Now, on Disney+, the story of the McElrathbey’s battle to care for each other and survive is a family film full of laughs, tears, and powerful lessons about family. The cinematic version stars Jay Reeves as the cornerback (in the movie; in real life, a running back) who struggles to balance the expectations of football, school, and surrogate fatherhood.

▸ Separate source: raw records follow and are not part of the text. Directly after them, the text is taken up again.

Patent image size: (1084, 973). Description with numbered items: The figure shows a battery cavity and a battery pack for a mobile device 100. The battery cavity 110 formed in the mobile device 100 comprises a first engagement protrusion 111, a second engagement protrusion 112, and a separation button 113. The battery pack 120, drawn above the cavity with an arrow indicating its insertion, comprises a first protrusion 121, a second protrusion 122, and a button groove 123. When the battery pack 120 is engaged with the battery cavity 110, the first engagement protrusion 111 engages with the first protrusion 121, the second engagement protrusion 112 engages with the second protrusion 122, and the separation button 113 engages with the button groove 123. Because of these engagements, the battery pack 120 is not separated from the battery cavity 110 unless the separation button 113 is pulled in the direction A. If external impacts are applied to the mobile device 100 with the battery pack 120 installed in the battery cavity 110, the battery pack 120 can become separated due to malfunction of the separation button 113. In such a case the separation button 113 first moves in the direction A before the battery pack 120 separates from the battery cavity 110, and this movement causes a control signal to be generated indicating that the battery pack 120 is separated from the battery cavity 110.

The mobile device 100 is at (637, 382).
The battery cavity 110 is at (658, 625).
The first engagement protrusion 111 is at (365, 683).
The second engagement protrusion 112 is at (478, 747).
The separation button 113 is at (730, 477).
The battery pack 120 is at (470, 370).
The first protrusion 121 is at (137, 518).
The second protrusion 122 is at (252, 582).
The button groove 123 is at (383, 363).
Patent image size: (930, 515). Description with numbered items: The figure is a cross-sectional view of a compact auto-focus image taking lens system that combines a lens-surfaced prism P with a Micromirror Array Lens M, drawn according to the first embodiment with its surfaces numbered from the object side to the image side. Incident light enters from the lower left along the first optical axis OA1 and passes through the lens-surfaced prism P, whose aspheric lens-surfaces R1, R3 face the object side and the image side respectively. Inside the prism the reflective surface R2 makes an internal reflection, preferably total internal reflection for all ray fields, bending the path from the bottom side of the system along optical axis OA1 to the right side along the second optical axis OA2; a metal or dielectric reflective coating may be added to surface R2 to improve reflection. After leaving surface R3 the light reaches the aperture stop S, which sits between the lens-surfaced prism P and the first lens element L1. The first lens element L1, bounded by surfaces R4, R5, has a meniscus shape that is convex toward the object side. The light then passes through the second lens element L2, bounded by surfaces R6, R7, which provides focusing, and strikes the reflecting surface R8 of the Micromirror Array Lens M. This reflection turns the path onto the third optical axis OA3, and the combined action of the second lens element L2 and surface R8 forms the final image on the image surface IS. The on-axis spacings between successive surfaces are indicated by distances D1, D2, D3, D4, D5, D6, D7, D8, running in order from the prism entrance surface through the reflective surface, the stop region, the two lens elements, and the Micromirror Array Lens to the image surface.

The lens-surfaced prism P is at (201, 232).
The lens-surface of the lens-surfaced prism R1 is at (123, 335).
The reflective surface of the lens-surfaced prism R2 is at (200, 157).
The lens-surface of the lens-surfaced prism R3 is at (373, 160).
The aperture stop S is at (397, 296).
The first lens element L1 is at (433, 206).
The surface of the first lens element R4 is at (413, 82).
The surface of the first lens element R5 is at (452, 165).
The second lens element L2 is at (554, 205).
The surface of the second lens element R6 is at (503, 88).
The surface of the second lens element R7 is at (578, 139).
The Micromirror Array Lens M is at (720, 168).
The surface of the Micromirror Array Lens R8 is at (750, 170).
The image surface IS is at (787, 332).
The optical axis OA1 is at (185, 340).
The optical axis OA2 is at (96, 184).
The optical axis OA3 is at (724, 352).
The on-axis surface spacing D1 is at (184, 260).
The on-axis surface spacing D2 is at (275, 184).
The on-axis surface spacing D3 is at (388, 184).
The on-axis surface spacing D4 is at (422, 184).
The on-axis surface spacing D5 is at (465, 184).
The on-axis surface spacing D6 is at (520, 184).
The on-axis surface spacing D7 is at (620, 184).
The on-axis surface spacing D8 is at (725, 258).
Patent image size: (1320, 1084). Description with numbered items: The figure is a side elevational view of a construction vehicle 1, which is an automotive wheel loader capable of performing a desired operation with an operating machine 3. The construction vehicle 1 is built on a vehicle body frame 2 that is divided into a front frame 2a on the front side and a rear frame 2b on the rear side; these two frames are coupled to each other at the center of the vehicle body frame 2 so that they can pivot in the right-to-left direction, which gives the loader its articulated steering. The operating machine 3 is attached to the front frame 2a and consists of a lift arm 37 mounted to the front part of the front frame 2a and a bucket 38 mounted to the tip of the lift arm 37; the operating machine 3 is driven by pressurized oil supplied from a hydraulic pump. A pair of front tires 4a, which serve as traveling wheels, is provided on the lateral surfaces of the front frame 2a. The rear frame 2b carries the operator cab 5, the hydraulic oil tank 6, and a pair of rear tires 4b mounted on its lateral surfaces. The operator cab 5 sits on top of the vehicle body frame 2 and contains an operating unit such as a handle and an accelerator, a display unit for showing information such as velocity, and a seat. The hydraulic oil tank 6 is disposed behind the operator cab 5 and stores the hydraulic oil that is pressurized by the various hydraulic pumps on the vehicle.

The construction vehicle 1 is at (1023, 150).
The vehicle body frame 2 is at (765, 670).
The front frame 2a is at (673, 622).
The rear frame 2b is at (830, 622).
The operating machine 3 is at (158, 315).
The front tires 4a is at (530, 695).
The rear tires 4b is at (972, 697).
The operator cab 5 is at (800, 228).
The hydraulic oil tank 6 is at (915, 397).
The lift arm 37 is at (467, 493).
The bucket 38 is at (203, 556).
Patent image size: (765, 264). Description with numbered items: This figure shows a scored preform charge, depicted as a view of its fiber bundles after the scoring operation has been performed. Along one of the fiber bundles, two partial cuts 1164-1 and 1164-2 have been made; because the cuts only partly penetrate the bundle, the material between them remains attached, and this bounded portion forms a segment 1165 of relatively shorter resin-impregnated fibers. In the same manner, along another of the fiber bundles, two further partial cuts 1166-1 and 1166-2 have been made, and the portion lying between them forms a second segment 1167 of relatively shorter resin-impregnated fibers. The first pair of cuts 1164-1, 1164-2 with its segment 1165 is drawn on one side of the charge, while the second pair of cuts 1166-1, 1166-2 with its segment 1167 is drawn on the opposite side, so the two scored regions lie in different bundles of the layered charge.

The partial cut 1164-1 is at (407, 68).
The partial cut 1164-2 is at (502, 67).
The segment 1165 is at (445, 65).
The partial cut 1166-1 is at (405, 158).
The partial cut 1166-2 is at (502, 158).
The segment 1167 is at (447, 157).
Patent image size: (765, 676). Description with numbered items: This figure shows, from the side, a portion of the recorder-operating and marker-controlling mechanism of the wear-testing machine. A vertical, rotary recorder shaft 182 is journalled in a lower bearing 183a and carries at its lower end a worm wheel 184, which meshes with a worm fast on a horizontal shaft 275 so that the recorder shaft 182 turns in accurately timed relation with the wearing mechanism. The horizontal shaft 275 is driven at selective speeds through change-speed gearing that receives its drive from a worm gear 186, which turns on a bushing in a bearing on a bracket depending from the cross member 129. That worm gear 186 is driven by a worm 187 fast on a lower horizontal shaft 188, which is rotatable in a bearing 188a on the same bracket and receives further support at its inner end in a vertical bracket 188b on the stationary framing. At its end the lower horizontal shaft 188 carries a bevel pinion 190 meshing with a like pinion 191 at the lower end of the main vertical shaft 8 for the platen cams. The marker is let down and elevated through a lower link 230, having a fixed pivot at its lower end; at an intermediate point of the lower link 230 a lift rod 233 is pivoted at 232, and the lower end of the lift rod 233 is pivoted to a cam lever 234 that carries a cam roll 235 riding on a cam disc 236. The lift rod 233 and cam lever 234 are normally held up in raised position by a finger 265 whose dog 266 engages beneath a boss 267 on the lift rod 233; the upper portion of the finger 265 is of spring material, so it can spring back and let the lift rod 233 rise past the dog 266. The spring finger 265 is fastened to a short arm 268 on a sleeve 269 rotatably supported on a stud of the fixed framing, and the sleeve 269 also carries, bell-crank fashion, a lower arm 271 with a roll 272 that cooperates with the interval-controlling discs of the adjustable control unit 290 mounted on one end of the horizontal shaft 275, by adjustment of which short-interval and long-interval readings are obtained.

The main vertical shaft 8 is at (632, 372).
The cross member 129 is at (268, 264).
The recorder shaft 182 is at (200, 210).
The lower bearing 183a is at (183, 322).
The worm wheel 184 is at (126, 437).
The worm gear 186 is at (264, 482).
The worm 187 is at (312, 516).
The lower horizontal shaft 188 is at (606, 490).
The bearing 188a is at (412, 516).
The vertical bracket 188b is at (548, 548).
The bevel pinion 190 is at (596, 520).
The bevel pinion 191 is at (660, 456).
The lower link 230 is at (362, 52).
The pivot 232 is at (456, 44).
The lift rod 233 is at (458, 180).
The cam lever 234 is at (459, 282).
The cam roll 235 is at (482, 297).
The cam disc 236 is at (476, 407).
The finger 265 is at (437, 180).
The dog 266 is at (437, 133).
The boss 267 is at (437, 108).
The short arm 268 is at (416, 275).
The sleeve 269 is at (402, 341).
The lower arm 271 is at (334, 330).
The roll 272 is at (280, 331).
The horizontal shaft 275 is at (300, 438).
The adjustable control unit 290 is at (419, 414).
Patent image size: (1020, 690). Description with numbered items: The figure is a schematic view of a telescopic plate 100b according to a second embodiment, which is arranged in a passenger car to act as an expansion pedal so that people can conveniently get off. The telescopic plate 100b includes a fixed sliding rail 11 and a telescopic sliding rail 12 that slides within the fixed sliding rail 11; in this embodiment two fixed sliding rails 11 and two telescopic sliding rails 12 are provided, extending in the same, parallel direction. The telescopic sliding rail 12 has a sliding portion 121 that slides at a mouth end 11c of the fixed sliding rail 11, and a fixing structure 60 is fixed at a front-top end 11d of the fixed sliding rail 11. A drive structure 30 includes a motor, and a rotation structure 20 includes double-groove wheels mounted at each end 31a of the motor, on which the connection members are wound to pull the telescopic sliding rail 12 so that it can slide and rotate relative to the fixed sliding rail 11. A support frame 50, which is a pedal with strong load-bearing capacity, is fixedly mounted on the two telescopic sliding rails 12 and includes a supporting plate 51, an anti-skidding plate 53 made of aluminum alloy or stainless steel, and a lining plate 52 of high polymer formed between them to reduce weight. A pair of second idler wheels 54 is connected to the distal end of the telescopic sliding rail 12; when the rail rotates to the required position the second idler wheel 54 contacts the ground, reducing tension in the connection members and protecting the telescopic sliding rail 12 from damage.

Of course, there’s a dash of romance thrown in thanks to Corrine Fox’s Kaycee Stone, a smart, empathetic reporter for the school’s news service, and some friendly team-related hijinks with a squad of other players, rooting McElrathbey on the field and helping hide Fahmarr (the precious Thaddeus J. Mixson) off of it.

In a strange pandemic-influenced year where good families have been hard to find, Safety is an unheralded diamond in the rough. It is genuinely laugh-out loud funny, often thanks to Mixson, a classic Disney-fied film that provides clean, old-fashioned fun. But it’s also incredibly poignant, showing the threat and ravages of the life that the McElrathbeys desperately want to leave without providing too intense details for families to safely watch together. Potentially most beautiful are the elements that allow audiences to see the power of what is overcome in the life of the McElrathbeys without stooping to the ‘white savior’ complex, or making the coaches the uber-intelligent heroes who save their clueless teenage players.

The film provides plenty of lessons, and sufficient material for several dinnertime conversations about how family works, what it looks like for kids whose family lives aren’t stable, how justice works (and doesn’t work), and why it’s important to work hard and do your best regardless of the situation. Families may be intrigued enough to examine the real life arc of the McElrathbeys, which is just as uplifting (if not more) than the film itself.